Can Image-Level Labels Replace Pixel-Level Labels for Image Parsing
This addresses the challenge of reducing annotation costs for image parsing in social image collections, though it is incremental as it builds on weakly supervised methods.
The paper tackles the problem of image parsing using only noisy image-level labels instead of pixel-level labels, achieving effective segmentation and category identification on two benchmark datasets.

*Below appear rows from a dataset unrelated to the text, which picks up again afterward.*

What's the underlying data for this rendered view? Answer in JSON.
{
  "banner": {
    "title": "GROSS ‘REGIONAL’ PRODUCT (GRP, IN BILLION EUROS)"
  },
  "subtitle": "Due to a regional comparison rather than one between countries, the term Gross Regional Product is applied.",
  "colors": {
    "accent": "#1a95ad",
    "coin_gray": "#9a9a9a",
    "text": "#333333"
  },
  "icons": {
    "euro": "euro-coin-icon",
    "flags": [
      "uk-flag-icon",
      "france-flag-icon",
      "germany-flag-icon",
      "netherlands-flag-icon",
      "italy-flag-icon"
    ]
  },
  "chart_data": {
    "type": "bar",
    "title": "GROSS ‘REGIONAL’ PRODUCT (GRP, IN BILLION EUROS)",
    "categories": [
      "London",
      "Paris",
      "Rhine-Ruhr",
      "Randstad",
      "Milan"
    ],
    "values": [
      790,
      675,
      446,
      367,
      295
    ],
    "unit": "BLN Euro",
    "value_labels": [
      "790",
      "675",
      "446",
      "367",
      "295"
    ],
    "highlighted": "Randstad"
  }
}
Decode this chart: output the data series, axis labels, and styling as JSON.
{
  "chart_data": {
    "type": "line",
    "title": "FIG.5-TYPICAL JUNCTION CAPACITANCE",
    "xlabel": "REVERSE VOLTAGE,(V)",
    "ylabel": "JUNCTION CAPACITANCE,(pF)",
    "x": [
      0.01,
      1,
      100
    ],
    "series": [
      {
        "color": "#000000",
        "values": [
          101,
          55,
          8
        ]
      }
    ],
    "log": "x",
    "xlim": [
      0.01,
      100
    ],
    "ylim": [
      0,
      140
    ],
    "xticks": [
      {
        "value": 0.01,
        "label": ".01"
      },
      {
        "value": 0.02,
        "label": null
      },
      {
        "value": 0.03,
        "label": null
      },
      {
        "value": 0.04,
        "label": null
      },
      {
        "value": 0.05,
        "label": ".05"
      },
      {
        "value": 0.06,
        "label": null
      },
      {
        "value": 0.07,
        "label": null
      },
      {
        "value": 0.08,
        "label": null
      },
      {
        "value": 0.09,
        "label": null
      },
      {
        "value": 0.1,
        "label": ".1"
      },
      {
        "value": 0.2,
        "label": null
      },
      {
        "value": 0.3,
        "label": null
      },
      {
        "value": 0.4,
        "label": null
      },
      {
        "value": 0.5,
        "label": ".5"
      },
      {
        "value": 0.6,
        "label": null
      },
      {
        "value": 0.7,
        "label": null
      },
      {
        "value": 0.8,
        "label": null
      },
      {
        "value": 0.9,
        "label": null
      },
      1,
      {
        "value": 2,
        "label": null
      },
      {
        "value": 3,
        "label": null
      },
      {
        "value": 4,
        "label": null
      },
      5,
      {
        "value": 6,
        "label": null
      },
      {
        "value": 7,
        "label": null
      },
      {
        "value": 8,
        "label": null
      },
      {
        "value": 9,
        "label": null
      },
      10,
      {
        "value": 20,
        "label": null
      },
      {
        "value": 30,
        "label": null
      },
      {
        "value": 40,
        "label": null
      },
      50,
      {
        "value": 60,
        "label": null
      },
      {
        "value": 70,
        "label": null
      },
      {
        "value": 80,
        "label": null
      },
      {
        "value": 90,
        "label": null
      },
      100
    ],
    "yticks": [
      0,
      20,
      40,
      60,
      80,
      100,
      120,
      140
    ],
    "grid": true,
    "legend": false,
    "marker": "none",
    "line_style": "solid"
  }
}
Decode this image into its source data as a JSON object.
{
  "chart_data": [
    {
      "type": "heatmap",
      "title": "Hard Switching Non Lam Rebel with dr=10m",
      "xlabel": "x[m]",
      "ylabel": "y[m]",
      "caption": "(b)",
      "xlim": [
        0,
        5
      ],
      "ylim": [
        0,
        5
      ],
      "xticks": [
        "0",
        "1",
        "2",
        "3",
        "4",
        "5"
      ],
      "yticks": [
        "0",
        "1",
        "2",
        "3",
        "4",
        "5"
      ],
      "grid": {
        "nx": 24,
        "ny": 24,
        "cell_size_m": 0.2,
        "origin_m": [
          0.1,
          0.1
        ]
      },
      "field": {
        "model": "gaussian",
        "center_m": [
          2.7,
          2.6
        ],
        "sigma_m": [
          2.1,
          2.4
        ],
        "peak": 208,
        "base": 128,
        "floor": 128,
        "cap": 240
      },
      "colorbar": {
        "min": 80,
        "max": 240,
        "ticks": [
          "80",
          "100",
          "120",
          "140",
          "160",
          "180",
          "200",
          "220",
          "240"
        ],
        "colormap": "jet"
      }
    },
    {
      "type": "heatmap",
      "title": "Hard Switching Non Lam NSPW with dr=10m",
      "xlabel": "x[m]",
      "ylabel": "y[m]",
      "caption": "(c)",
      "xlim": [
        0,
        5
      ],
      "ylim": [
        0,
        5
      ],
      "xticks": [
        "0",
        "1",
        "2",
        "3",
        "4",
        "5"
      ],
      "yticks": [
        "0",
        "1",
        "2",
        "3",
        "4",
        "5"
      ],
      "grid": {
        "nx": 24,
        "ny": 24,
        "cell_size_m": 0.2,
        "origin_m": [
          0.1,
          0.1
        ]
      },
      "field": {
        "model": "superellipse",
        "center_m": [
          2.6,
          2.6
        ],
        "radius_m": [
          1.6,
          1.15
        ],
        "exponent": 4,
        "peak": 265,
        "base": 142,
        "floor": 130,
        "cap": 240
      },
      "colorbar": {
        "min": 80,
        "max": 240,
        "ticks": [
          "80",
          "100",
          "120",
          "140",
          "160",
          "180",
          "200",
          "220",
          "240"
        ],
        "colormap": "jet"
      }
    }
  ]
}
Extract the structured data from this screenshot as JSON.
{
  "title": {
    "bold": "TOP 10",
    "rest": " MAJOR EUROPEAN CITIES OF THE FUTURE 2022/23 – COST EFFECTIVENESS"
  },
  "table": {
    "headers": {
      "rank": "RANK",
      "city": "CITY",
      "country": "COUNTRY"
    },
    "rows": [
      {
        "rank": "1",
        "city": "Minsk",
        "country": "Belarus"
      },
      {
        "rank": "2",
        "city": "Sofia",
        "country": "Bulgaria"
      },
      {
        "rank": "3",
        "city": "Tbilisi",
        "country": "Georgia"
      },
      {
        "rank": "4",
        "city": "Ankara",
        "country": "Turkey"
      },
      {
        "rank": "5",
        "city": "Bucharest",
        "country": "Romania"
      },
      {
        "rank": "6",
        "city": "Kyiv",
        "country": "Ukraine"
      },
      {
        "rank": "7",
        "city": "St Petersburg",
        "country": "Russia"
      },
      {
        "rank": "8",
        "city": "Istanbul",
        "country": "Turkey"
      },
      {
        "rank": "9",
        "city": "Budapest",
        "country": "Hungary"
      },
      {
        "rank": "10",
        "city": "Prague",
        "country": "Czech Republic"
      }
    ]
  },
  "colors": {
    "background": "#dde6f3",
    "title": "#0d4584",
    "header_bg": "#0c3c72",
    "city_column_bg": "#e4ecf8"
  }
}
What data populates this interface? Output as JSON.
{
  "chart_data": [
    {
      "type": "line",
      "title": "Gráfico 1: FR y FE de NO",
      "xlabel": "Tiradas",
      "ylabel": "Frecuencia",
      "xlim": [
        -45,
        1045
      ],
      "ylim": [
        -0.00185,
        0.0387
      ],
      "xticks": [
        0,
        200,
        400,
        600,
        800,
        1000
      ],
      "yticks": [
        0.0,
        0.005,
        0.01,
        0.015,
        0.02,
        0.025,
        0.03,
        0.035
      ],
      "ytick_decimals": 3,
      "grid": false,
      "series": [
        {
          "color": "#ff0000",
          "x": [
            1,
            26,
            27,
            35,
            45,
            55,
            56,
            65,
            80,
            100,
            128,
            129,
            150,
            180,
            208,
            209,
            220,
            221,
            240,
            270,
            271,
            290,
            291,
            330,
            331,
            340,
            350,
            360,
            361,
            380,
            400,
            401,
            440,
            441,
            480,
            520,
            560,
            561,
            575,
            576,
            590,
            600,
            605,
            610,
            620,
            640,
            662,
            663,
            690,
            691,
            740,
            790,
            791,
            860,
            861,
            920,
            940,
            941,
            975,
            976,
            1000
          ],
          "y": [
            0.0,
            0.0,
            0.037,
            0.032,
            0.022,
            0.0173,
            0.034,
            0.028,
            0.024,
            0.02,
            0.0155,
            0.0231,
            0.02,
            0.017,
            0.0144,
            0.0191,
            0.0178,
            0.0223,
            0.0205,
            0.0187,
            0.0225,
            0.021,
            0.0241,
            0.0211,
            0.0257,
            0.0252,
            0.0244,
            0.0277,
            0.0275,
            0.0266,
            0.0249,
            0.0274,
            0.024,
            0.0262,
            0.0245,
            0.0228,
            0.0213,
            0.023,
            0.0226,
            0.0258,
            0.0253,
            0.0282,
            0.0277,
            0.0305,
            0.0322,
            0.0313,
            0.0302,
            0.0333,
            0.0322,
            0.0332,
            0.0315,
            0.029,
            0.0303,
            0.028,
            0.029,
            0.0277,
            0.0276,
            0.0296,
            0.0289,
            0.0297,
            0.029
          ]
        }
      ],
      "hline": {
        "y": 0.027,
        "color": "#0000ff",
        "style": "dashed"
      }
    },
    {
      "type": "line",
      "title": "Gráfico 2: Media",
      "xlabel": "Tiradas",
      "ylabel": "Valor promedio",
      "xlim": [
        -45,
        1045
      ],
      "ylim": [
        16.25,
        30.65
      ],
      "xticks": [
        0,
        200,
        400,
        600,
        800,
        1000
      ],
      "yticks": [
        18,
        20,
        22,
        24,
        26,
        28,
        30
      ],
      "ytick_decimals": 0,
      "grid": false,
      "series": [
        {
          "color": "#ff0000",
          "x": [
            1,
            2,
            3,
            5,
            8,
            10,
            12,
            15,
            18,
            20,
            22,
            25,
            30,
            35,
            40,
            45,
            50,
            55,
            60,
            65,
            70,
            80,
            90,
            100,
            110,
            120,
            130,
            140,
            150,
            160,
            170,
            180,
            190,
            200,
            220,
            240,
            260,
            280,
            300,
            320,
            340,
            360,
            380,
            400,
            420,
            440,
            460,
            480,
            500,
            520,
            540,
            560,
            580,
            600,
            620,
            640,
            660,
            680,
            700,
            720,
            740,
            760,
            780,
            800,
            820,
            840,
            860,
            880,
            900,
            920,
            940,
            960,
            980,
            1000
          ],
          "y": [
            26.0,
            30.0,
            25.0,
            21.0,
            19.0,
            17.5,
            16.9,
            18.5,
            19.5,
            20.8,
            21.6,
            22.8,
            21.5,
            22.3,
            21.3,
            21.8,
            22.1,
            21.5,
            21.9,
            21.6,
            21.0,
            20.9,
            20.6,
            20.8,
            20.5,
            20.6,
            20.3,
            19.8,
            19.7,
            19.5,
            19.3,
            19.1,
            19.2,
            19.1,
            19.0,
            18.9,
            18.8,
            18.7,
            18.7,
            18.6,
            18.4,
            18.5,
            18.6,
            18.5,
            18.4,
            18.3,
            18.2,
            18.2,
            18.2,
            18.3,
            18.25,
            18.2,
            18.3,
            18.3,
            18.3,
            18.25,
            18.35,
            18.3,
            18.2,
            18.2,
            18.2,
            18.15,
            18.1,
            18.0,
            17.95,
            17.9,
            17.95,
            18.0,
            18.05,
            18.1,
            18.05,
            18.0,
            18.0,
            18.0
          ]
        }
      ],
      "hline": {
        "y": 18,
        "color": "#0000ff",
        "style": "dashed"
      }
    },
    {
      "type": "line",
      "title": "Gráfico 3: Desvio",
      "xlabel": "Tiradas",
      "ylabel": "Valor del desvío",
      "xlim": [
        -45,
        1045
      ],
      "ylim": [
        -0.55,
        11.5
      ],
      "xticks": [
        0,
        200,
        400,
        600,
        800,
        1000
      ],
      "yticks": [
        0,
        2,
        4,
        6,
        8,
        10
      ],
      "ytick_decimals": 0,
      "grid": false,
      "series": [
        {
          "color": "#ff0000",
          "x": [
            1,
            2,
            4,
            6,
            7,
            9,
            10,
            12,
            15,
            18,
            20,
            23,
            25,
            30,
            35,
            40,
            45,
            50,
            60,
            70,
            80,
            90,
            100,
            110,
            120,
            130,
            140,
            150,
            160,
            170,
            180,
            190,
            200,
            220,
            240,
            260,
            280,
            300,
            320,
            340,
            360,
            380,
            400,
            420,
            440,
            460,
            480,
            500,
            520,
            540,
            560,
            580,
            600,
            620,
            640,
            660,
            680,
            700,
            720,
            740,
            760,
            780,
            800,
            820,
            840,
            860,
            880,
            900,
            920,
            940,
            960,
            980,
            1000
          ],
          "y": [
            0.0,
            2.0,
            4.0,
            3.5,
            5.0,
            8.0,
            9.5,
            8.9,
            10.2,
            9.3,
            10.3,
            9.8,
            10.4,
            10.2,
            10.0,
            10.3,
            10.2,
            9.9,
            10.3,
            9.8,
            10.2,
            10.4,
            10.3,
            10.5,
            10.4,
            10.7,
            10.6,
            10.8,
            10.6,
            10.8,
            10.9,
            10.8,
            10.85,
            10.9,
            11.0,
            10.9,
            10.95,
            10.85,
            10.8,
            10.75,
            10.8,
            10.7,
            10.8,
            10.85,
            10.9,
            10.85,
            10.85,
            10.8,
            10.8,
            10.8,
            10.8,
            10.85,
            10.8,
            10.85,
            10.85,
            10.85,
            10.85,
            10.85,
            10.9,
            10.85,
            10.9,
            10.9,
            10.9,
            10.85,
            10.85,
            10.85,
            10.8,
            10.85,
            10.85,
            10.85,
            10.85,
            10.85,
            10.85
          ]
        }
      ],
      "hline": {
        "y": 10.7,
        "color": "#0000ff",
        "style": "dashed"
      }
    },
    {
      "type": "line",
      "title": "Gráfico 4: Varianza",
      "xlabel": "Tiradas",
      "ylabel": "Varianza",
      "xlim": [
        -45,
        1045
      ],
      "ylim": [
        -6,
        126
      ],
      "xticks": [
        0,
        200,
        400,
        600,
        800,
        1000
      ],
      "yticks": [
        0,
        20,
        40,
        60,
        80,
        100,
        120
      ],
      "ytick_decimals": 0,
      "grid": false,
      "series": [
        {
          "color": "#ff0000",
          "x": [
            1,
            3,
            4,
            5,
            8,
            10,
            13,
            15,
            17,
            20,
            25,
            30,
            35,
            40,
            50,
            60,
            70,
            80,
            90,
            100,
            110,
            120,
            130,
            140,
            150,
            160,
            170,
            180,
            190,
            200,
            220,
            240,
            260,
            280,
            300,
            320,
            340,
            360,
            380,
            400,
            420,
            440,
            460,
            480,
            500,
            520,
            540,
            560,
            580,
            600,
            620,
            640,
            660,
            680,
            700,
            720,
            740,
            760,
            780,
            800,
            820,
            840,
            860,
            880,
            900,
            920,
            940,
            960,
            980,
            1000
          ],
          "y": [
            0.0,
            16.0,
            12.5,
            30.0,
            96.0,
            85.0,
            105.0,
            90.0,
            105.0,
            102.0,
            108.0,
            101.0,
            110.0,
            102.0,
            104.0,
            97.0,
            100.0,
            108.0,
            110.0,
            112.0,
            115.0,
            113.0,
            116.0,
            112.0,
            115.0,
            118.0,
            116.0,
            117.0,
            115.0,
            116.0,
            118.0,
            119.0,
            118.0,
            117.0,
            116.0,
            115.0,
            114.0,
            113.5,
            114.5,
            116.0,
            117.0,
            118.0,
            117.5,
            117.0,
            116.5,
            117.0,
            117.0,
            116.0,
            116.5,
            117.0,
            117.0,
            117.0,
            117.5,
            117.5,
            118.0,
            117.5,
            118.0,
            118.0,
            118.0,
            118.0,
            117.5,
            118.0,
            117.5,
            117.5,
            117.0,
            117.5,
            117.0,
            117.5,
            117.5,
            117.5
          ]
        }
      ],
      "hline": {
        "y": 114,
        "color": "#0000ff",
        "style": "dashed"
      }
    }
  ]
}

This paper presents a weakly supervised sparse learning approach to the problem of noisily tagged image parsing, or segmenting all the objects within a noisily tagged image and identifying their categories (i.e. tags). Different from the traditional image parsing that takes pixel-level labels as strong supervisory information, our noisily tagged image parsing is provided with noisy tags of all the images (i.e. image-level labels), which is a natural setting for social image collections (e.g. Flickr). By oversegmenting all the images into regions, we formulate noisily tagged image parsing as a weakly supervised sparse learning problem over all the regions, where the initial labels of each region are inferred from image-level labels. Furthermore, we develop an efficient algorithm to solve such weakly supervised sparse learning problem. The experimental results on two benchmark datasets show the effectiveness of our approach. More notably, the reported surprising results shed some light on answering the question: can image-level labels replace pixel-level labels (hard to access) as supervisory information for image parsing.